The full-text botanical text collection FNA (Flora of North America) is often used in the botanical field. Information such as plant distribution, genus, species, and morphological information such as plant leaf shape, margin, dimension, leaf arrangement, fruit/net shape, etc. is critical for species identification. This study adapts and enhances the information extraction system WHISK that was created by [2] to extract rental information from short newspaper ads and uses it to extract such information from FNA. The system uses machine learning techniques and automatically creates rules to extract desired information based on manually created examples, and uses such rules to extract information from new documents. This study examines the system and makes adaptations and enhancements so that the enhanced system could not only work on the FNA collection but also be more easily adapted to new text collections. Issues encountered in adapting this IE system are also examined with the intent of improving the portability of the system for use in other future domains.

WHISK is enhanced and generalized by the following changes. First, a pre-processing model is added to remove unexpected trivial text formatting. Then pattern recognition is generalized to accommodate the more complicated text characteristics of botanical descriptions.

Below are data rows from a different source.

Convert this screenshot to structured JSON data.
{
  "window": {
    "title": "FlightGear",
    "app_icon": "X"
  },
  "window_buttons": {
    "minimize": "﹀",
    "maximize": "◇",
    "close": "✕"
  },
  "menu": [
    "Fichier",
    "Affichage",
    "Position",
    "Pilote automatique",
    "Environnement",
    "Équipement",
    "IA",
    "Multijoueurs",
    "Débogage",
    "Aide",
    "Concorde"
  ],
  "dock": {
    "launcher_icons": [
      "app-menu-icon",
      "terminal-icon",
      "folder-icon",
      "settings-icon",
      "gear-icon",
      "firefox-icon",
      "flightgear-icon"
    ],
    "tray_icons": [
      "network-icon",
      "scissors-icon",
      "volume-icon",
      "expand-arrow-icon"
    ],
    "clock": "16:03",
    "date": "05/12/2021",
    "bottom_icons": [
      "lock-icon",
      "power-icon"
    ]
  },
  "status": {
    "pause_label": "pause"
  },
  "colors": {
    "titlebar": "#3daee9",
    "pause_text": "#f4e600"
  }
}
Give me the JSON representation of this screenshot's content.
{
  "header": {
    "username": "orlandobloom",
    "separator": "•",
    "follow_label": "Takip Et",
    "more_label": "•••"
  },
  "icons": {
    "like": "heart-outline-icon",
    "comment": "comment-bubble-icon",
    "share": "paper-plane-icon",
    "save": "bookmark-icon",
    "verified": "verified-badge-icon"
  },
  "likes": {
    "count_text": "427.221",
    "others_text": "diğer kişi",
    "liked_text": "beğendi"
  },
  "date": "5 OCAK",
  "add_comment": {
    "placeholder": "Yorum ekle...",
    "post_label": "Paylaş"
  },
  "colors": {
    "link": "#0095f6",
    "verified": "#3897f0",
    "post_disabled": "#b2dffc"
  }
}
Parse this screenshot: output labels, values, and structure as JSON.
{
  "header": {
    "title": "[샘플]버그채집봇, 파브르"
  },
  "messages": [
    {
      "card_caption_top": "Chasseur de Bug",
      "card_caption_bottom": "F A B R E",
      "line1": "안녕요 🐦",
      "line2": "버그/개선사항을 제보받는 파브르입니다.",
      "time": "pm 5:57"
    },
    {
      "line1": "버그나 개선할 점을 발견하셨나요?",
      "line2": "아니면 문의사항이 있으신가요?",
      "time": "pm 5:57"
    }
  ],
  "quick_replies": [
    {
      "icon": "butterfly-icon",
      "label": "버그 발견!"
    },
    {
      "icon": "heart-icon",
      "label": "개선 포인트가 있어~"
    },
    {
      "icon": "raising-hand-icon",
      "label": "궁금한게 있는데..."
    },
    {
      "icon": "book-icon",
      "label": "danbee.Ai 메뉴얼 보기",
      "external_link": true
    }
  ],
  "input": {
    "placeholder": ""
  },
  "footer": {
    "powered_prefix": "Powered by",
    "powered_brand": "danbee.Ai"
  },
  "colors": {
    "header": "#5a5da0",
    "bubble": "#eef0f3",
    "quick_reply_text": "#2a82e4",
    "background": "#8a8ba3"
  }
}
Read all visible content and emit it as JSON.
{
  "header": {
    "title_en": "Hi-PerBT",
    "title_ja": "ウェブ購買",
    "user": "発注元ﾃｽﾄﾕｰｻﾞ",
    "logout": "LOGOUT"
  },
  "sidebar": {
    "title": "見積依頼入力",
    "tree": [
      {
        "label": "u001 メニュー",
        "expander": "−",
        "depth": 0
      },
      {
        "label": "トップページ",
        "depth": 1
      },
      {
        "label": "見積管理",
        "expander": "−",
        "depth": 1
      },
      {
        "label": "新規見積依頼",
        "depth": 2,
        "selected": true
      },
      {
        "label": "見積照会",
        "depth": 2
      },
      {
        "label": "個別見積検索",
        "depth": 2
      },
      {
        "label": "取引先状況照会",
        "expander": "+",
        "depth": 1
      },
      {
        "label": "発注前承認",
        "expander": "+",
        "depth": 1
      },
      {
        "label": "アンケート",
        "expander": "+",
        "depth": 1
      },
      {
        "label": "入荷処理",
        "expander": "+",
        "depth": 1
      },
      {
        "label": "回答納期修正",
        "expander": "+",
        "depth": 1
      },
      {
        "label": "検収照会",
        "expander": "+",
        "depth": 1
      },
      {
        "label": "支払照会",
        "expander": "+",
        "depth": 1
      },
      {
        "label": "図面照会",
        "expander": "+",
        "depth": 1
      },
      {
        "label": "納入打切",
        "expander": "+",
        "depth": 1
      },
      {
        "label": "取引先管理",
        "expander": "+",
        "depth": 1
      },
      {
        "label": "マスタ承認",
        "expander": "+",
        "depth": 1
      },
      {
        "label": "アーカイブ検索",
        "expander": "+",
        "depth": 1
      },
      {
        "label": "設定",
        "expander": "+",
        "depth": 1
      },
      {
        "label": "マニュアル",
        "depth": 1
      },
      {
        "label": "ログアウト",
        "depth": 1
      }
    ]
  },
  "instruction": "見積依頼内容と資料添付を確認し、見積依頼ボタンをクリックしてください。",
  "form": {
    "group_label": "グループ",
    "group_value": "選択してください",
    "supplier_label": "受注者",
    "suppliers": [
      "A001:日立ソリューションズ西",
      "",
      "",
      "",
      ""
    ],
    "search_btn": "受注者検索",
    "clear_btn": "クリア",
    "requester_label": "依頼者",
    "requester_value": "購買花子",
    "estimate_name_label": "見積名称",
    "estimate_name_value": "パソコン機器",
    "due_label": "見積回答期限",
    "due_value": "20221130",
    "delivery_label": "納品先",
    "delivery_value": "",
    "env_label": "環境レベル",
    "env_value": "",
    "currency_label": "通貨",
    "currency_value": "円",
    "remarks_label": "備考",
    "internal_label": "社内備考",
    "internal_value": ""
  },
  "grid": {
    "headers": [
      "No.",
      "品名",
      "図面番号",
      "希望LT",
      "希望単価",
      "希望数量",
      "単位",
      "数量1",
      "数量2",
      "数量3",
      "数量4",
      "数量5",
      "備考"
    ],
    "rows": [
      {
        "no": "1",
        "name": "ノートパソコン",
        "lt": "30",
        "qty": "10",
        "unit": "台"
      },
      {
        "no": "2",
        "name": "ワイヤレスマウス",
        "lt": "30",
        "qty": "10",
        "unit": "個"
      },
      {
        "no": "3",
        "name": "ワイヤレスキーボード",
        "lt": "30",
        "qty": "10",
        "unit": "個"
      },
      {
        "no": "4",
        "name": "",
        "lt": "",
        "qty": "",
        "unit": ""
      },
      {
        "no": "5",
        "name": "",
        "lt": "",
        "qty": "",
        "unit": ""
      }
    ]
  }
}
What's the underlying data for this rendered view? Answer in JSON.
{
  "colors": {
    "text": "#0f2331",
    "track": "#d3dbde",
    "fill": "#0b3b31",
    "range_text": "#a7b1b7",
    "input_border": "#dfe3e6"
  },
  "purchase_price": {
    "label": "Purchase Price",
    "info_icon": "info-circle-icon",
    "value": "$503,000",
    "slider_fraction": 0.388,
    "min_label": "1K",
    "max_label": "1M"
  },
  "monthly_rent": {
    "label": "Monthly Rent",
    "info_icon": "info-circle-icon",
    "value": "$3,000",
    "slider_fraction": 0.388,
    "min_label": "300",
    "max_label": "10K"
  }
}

These include longer sentences, broader vocabulary, and a greater variation in structure among different documents compared to the target text of the original WHISK system. The system is also generalized so that it could use important text structures in the creation of extraction rules. Finally, a new knowledge base is created that contains botanical terms that were added during the training process. Terms in the knowledge base are categorized into different semantic classes.

The extraction performance is evaluated following the MUC evaluations [1] and uses the measures of precision and recall. The overall results are satisfactory. The precisions are higher than 80% except for that of the fruit/nut shape. The recalls are relatively lower, ranging from 57.04% and higher, mostly 60% to 80%, though recall for leaf arrangement is much lower. The difference in the performance of different types of information is mainly due to differences in the text characteristics associated with each type of information. The evaluation results demonstrate that automatic extraction of morphological information from full-text collections is promising. It also indicates that this approach is generalizable to similar collections in the same domain and even to different domains with adaptation of the pattern recognition and knowledge base in the new domain.

REFERENCES

[1] Chinchor, N., and Dungca, G. Four scores and seven years ago: The scoring method for MUC-6. In Proceedings of the Sixth Message Understanding Conference (MUC-6), 1996, 33-38. Morgan Kaufmann, San Mateo, CA.

[2] Soderland, S. Learning information extraction rules for semi-structured and free text. Machine Learning, Feb. 1999, 34, 1-3, 233-272.

[3] Tang, Xiaoya, &Heidorn, P. Brayan. (2007). The Loss of domain knowledge in user search queries: A Query log analysis of a botanical retrieval system. In Proceedings of Annual Meeting of the American Society for Information Science and Technology, October 19-24, 2007, Milwaukee, Wisconsin.